Paul Jones (born 1958) is a Canadian sportscaster. He previously served as the colour analyst on Raptors radio broadcasts, a role he had during the Raptors' inaugural season in 1995, with play-by-play man Mike Inglis on CFRB 1010. Currently, he serves as the Raptors' colour analyst on Fan 590, alongside play by play announcer Eric Smith.

In addition to those duties, Jones appears on a weekly basketball show hosted by Smith on the Fan 590, Hoops, which is simulcast on Raptors NBA TV. Jones and Smith also appeared together on another show on Raptors NBA TV, Double Dribble.

Jones has also served as studio analyst and sideline reporter for the Raptors on TSN, CTV, and Rogers Sportsnet. He can now be seen regularly throughout Canada on various programs and networks such as The Grill Room (SUN TV), Off the Record (TSN), and Full Court Press (Raptors NBA TV).

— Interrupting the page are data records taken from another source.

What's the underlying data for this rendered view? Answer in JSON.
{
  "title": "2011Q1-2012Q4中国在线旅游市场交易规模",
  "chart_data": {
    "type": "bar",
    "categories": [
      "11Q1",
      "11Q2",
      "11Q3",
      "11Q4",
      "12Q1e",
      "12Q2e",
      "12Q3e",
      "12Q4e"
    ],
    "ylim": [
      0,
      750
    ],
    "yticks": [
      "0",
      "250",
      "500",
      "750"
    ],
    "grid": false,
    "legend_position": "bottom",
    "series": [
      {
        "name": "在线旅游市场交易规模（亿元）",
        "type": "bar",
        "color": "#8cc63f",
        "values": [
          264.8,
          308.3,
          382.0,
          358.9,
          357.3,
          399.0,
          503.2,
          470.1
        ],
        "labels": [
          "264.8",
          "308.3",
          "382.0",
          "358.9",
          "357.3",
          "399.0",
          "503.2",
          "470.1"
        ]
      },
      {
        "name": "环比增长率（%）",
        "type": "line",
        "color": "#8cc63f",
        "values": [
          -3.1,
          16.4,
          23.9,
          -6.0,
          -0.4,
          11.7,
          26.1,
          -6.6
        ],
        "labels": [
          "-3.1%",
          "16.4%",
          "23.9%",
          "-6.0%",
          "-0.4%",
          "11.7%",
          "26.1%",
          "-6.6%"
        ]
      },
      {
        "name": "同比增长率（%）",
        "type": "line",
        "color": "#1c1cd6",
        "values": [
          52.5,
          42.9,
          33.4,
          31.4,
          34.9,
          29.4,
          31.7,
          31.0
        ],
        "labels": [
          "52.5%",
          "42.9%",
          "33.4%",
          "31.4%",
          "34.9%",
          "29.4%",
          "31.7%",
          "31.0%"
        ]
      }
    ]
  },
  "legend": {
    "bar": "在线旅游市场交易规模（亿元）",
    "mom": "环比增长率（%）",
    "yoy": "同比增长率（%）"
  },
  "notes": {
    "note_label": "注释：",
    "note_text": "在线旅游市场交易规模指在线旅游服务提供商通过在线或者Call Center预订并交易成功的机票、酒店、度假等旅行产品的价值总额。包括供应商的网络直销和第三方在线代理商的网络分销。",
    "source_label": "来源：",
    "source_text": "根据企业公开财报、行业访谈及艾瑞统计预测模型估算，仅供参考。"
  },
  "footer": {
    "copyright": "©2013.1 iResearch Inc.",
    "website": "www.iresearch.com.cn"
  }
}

As a basketball player, Jones won three provincial titles (1978, 1980–81) as a member of York University's basketball team. He was a two-time conference All-Star, and was awarded the Kitch McPherson Trophy as Most Valuable Player of the Ontario championship game in 1981. A two-time Ontario All-Star (1980–81), he participated in the CIAU national championship tournament four times and won two bronze medals (1978–79). In 1983, he won a silver medal as a member of the team that represented Canada in the Commonwealth Basketball Tournament in New Zealand. He also coached at the high school and provincial team levels, and served as an assistant coach with the University of Western Ontario for three years.

Jones' migrated with his parents from Jamaica to Canada when he was four months old. He also worked with the Toronto District School Board for 22 years, eventually working his way up to become a school principal for Walter Scott Public School and Roselawn Public School in Richmond Hill. He left this position in 2004 to join the Raptors' radio broadcast team on the Fan 590.

Jones' younger brother is Mark Jones, a sportscaster with ESPN and ABC.

On June 15, 2020, Jones & Eric Smith became co-hosts of a new afternoon sports talk show on Sportsnet 590, Smith & Jones.